I think every Indian must visit the Cellular Jail. Located in Port Blair, it stood witness to the torture meted out on the Freedom fighters during the first half of the last century. It was called "cellular" because it is entirely made up of individual cells for solitary confinement. It was originally a seven pronged building with a central watch tower acting as a fulcrum and a massive structure of honeycomb like structures. Only three of the seven now remain. There is a Museum, Art Gallery and a Photo Gallery in the jail complex.

The story of the inmates and their struggles are brought alive during the Sound and Light Show, every evening. Two shows, one in Hindi and the other in English.

3) Havelock.

About 3 hours by ferry from Port Blair's Phoenix Jetty, Havelock is an Island paradise. White sandy beaches and unpolluted, crystal clear waters are the hallmark. "Radhanagar Beach", about 12 kms from the Havelock Jetty is amazing. We just did not want to get out of the water here! You even have the option of elephant rides on this beach. We stayed at "Bay View Inn", about 400 mts from the Jetty, which has a beautiful little beach of its own. Our non A/c room cost us Rs 800/- ( A/C costs 1500). More expensive hotels exist in Havelock as well.

The other beach we visited was "Elephant Bay" which is ideal for snorkeling with its corals. The corals and the colorful fish a treat, if you get a hang of Snorkeling first. Scuba diving options are available on Havelock too, but that takes a few days to get trained in.

4) Glass Bottom Boat Ride near Mauadhera.

A 45 minute bus ride from PB takes you to a seaside village of Wandoor (in the new recently, for the chopping of trees to make way for a helipad for our President's visit!). A 20 minute ride on a speedboat takes you to the coral island of Mauadhera. Here, glass bottomed boats are available to take you over the wonderful corals. Options for Snorkeling are available too here.

5) The Tour Operator - Administration Nexus.

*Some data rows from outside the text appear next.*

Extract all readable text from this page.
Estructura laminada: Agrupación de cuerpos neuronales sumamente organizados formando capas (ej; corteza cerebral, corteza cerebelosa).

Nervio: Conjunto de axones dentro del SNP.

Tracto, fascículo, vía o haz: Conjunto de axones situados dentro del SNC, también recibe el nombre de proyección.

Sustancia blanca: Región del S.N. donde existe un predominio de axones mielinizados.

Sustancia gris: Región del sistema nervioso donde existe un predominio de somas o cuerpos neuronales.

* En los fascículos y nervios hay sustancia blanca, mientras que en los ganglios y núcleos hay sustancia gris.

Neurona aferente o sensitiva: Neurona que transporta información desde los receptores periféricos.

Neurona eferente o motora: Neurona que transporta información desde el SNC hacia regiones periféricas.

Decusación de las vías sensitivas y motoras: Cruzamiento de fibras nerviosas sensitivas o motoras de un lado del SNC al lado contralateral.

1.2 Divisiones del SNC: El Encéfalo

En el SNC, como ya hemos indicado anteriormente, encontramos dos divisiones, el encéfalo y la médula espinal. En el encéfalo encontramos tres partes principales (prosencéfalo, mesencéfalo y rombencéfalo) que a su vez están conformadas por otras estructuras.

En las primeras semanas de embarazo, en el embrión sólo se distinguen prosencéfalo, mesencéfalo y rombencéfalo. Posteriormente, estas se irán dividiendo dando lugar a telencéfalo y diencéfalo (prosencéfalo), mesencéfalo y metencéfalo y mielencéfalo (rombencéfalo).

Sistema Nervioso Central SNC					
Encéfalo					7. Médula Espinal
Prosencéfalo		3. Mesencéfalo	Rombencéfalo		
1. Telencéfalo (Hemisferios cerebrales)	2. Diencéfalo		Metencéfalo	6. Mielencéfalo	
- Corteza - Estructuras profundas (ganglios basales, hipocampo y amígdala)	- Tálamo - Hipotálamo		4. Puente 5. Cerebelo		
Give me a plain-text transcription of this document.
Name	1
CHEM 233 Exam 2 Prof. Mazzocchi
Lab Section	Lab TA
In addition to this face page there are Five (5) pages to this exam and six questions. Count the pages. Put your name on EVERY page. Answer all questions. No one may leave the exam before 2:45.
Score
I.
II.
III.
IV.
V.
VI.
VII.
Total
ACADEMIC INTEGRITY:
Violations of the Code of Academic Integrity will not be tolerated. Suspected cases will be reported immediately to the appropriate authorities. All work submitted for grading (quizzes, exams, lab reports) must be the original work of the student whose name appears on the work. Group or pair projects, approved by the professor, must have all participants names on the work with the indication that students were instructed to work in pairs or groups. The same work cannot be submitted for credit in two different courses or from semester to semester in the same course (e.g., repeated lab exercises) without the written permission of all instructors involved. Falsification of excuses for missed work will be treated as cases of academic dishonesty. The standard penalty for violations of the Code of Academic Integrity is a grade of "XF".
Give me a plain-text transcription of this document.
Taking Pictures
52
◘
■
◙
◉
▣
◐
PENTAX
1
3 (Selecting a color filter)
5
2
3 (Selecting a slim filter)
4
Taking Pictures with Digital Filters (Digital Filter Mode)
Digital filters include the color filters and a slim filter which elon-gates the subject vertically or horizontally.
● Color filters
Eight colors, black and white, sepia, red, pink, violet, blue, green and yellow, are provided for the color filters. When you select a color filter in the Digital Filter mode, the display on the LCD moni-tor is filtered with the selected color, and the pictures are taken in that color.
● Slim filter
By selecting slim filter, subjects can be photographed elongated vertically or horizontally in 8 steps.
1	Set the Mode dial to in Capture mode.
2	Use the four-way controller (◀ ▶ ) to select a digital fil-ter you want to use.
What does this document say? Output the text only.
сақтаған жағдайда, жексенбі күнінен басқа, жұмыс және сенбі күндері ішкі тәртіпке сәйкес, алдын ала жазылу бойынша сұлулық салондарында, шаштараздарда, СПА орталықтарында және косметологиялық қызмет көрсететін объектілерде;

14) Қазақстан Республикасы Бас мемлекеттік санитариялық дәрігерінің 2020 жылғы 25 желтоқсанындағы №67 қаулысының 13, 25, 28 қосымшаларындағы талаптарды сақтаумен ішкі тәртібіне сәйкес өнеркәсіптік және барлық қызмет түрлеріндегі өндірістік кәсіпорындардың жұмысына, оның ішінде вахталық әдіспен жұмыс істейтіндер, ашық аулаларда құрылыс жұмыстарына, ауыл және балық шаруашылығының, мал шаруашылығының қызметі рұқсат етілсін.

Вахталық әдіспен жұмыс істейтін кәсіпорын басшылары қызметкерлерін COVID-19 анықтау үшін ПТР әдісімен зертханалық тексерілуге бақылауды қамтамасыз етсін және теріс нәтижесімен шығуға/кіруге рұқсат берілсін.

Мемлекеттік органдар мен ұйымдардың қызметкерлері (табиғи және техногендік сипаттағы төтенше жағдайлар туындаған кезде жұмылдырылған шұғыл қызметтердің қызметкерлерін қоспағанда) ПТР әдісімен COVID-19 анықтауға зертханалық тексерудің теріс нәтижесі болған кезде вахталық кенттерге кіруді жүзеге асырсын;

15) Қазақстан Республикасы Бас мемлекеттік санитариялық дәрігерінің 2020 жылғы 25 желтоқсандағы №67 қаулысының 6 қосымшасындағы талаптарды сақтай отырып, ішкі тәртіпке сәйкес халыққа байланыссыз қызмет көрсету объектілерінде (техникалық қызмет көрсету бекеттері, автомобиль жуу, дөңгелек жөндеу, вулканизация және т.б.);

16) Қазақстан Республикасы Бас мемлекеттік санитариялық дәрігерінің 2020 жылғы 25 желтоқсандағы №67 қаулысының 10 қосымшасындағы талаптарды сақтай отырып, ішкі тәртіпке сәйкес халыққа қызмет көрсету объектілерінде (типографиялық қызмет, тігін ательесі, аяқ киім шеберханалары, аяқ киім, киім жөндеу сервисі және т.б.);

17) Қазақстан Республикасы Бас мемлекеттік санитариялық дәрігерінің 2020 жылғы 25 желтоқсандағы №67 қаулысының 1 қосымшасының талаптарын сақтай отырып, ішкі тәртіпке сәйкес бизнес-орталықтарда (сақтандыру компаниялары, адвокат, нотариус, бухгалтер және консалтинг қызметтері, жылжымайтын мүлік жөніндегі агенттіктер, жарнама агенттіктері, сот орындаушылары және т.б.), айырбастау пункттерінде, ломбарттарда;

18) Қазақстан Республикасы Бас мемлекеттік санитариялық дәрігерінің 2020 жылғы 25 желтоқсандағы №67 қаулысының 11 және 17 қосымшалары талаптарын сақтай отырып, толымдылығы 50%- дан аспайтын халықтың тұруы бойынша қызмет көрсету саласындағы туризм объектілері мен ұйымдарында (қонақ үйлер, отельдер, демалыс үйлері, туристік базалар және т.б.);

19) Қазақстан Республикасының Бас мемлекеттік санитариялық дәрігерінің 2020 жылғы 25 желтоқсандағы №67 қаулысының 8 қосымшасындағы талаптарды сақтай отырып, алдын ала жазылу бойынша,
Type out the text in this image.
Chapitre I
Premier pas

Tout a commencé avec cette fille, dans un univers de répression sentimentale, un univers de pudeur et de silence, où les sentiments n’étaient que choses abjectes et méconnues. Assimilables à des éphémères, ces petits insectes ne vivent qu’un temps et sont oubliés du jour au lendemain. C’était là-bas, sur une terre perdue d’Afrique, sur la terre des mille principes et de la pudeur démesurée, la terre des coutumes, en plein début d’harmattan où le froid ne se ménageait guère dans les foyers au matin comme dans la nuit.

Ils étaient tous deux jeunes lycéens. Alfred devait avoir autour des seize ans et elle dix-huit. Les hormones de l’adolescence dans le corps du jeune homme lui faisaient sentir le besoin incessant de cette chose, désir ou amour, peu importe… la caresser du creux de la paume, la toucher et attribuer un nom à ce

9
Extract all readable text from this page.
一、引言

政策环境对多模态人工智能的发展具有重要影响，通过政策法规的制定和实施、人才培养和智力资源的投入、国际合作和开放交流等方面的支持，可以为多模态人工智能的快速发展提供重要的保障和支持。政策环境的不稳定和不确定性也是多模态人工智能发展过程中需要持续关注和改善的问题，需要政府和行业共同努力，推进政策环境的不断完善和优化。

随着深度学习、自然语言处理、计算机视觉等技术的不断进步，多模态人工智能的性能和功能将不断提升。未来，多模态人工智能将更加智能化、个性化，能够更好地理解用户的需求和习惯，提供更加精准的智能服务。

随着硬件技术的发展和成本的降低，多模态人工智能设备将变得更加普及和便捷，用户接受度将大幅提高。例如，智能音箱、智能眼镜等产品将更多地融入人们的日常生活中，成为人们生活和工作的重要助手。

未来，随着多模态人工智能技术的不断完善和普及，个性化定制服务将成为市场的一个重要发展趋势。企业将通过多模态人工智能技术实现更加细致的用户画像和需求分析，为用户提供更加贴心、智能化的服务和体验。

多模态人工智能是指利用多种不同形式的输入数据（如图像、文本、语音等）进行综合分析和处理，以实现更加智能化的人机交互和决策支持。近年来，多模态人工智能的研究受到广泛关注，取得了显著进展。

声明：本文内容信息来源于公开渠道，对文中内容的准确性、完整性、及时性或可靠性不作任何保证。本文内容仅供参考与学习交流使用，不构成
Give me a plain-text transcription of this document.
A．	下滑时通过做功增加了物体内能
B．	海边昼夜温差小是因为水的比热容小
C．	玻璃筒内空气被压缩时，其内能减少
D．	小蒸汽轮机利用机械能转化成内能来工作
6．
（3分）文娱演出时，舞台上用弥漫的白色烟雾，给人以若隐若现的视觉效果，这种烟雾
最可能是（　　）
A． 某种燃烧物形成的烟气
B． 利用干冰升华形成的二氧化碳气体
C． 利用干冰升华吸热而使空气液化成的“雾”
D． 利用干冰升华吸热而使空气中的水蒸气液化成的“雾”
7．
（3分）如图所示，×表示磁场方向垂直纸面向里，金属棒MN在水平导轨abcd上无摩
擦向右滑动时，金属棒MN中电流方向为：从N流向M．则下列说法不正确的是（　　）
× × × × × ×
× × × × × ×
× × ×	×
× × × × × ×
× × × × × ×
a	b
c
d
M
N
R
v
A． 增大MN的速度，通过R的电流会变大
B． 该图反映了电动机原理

This for me is the most worrying aspect about tourism on the Islands. Our Operator tried to convince us there were no ships and buses to Havelock and Baratang. He wanted us to take Private transport to these places. Smelling a rat, we checked with the Administration, but they told us about a "crisis" of tickets to Havelock and a lack of buses to Baratang. These officials though, shamelessly offered to "fix" tickets on private buses, for a commission. We dumped our Operator on the 2nd day and got our tickets by standing in queues, getting to Bus stands and the Jetty early.

6) The garbage on Ross Island.

Ross Island, 10 minute boat rid from Aberdeen Jetty, was the seat of the British Administration in the Andamans. Now in ruins, but still a nice place to visit to get a sense of an age gone by. It housed a Hospital, Bakery, Barracks and even a cemetery, all of which are in dilapidated condition now. It is "maintained" by the Indian Navy now, but the most shocking aspect was the garbage strewn about by the modern day tourist! I could see all brands of empty mineral water bottles, potato chips, biscuits and paper plates thrown all around the island. Maybe a good idea for the Navy would be let in tourists/school children in for free, provided they bring back a certain amount of garbage on their way back.